People LIVED online at a time where that was an incredible, heady experience, and just being internet- and especially telnet-savvy was a badge of pride and pretty unusual. A lot of nerds (and I consider myself one) had never really held social power before. Most of us were college-age with a few in their early 30s. No forum RP, no MMOs, livejournal wasn't a thing. Facebook wasn't a thing.
People were still sometimes resisting graphical browsers, and many computers could not run the web and telnet at the same time unless it was a linux machine running x-windows, which made you switch desktops. Ordinary people didn't do that.
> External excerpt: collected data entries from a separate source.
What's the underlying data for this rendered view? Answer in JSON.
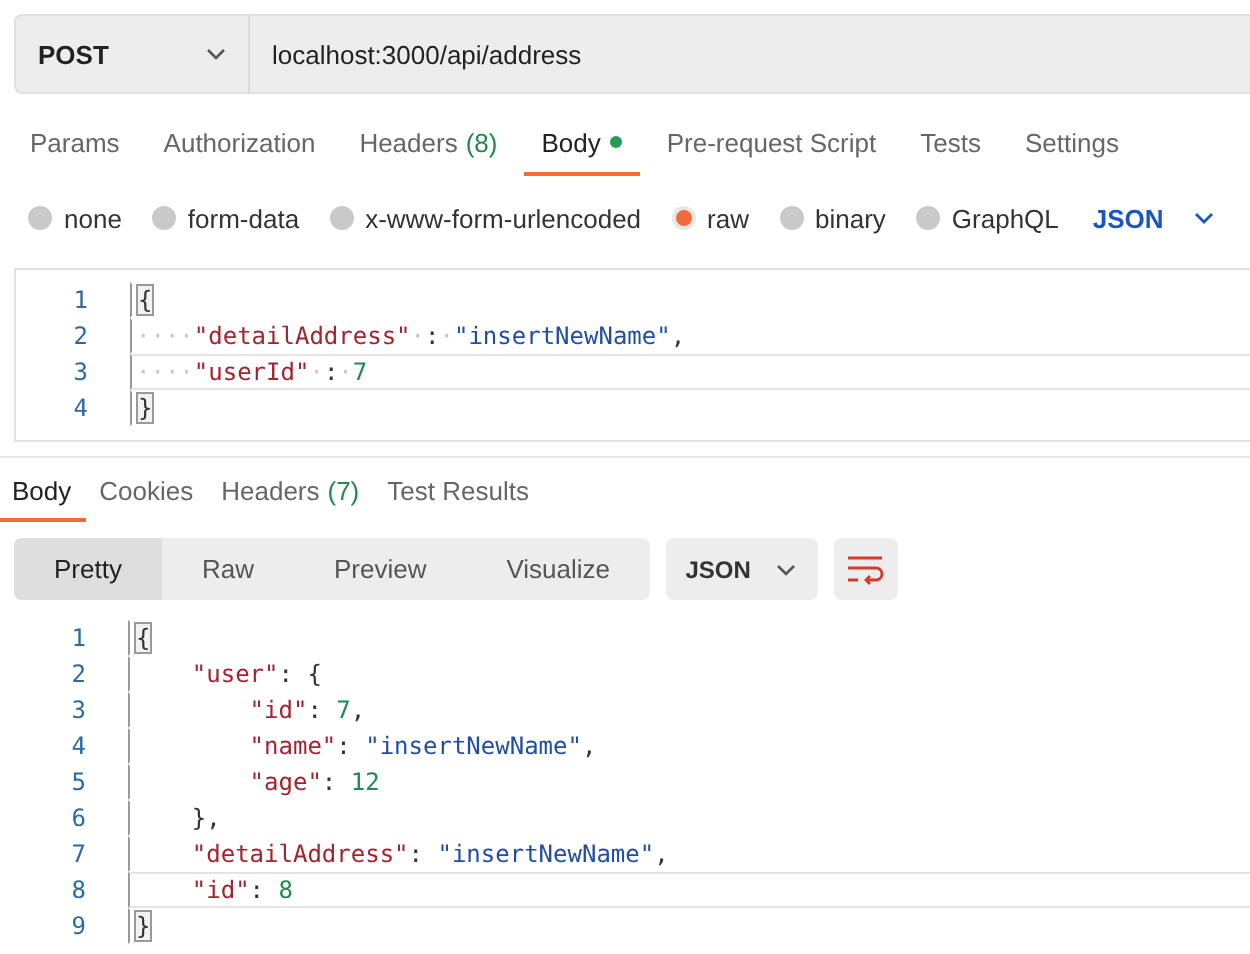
{
  "request": {
    "method": "POST",
    "url": "localhost:3000/api/address"
  },
  "request_tabs": [
    {
      "label": "Params",
      "selected": false
    },
    {
      "label": "Authorization",
      "selected": false
    },
    {
      "label": "Headers",
      "count": "(8)",
      "selected": false
    },
    {
      "label": "Body",
      "dot": true,
      "selected": true
    },
    {
      "label": "Pre-request Script",
      "selected": false
    },
    {
      "label": "Tests",
      "selected": false
    },
    {
      "label": "Settings",
      "selected": false
    }
  ],
  "body_types": [
    {
      "label": "none",
      "selected": false
    },
    {
      "label": "form-data",
      "selected": false
    },
    {
      "label": "x-www-form-urlencoded",
      "selected": false
    },
    {
      "label": "raw",
      "selected": true
    },
    {
      "label": "binary",
      "selected": false
    },
    {
      "label": "GraphQL",
      "selected": false
    }
  ],
  "body_format": "JSON",
  "request_body": [
    {
      "number": "1",
      "current": false,
      "tokens": [
        {
          "kind": "brace",
          "text": "{"
        }
      ]
    },
    {
      "number": "2",
      "current": false,
      "tokens": [
        {
          "kind": "ws",
          "text": "····"
        },
        {
          "kind": "key",
          "text": "\"detailAddress\""
        },
        {
          "kind": "ws",
          "text": "·"
        },
        {
          "kind": "punct",
          "text": ":"
        },
        {
          "kind": "ws",
          "text": "·"
        },
        {
          "kind": "str",
          "text": "\"insertNewName\""
        },
        {
          "kind": "punct",
          "text": ","
        }
      ]
    },
    {
      "number": "3",
      "current": true,
      "tokens": [
        {
          "kind": "ws",
          "text": "····"
        },
        {
          "kind": "key",
          "text": "\"userId\""
        },
        {
          "kind": "ws",
          "text": "·"
        },
        {
          "kind": "punct",
          "text": ":"
        },
        {
          "kind": "ws",
          "text": "·"
        },
        {
          "kind": "num",
          "text": "7"
        }
      ]
    },
    {
      "number": "4",
      "current": false,
      "tokens": [
        {
          "kind": "brace",
          "text": "}"
        }
      ]
    }
  ],
  "response_tabs": [
    {
      "label": "Body",
      "selected": true
    },
    {
      "label": "Cookies",
      "selected": false
    },
    {
      "label": "Headers",
      "count": "(7)",
      "selected": false
    },
    {
      "label": "Test Results",
      "selected": false
    }
  ],
  "view_modes": [
    {
      "label": "Pretty",
      "selected": true
    },
    {
      "label": "Raw",
      "selected": false
    },
    {
      "label": "Preview",
      "selected": false
    },
    {
      "label": "Visualize",
      "selected": false
    }
  ],
  "response_format": "JSON",
  "response_body": [
    {
      "number": "1",
      "current": false,
      "tokens": [
        {
          "kind": "brace",
          "text": "{"
        }
      ]
    },
    {
      "number": "2",
      "current": false,
      "tokens": [
        {
          "kind": "key",
          "text": "    \"user\""
        },
        {
          "kind": "punct",
          "text": ": {"
        }
      ]
    },
    {
      "number": "3",
      "current": false,
      "tokens": [
        {
          "kind": "key",
          "text": "        \"id\""
        },
        {
          "kind": "punct",
          "text": ": "
        },
        {
          "kind": "num",
          "text": "7"
        },
        {
          "kind": "punct",
          "text": ","
        }
      ]
    },
    {
      "number": "4",
      "current": false,
      "tokens": [
        {
          "kind": "key",
          "text": "        \"name\""
        },
        {
          "kind": "punct",
          "text": ": "
        },
        {
          "kind": "str",
          "text": "\"insertNewName\""
        },
        {
          "kind": "punct",
          "text": ","
        }
      ]
    },
    {
      "number": "5",
      "current": false,
      "tokens": [
        {
          "kind": "key",
          "text": "        \"age\""
        },
        {
          "kind": "punct",
          "text": ": "
        },
        {
          "kind": "num",
          "text": "12"
        }
      ]
    },
    {
      "number": "6",
      "current": false,
      "tokens": [
        {
          "kind": "punct",
          "text": "    },"
        }
      ]
    },
    {
      "number": "7",
      "current": false,
      "tokens": [
        {
          "kind": "key",
          "text": "    \"detailAddress\""
        },
        {
          "kind": "punct",
          "text": ": "
        },
        {
          "kind": "str",
          "text": "\"insertNewName\""
        },
        {
          "kind": "punct",
          "text": ","
        }
      ]
    },
    {
      "number": "8",
      "current": true,
      "tokens": [
        {
          "kind": "key",
          "text": "    \"id\""
        },
        {
          "kind": "punct",
          "text": ": "
        },
        {
          "kind": "num",
          "text": "8"
        }
      ]
    },
    {
      "number": "9",
      "current": false,
      "tokens": [
        {
          "kind": "brace",
          "text": "}"
        }
      ]
    }
  ]
}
There was no real decades-long everyman internet culture. There was no everyday standard of 'that's fucked up'. People had their little fiefs and got away with so much shit; it also encouraged, when web boards became a thing, places like soapbox's predecessors, where that excess was normal to a lot of people.
That intensity was a rush to so many people.
It's no surprise to me that as a lot of us oldbies have matured, a lot of the forum arglebargle has started to drain out. You've got some resultant 'but what if this goes bad, everything goes bad' kneejerking still (more lately I noticed but stuff goes in cycles), but nowadays every other game is not run by an Elsa or a Spider and their mush-wide posses.
IE it was the wild west back then. I am kind of surprised we made it to where games like SYE are considered toxic. These were the popular folks back then.
Sorry if this comes off as patronising, anyway.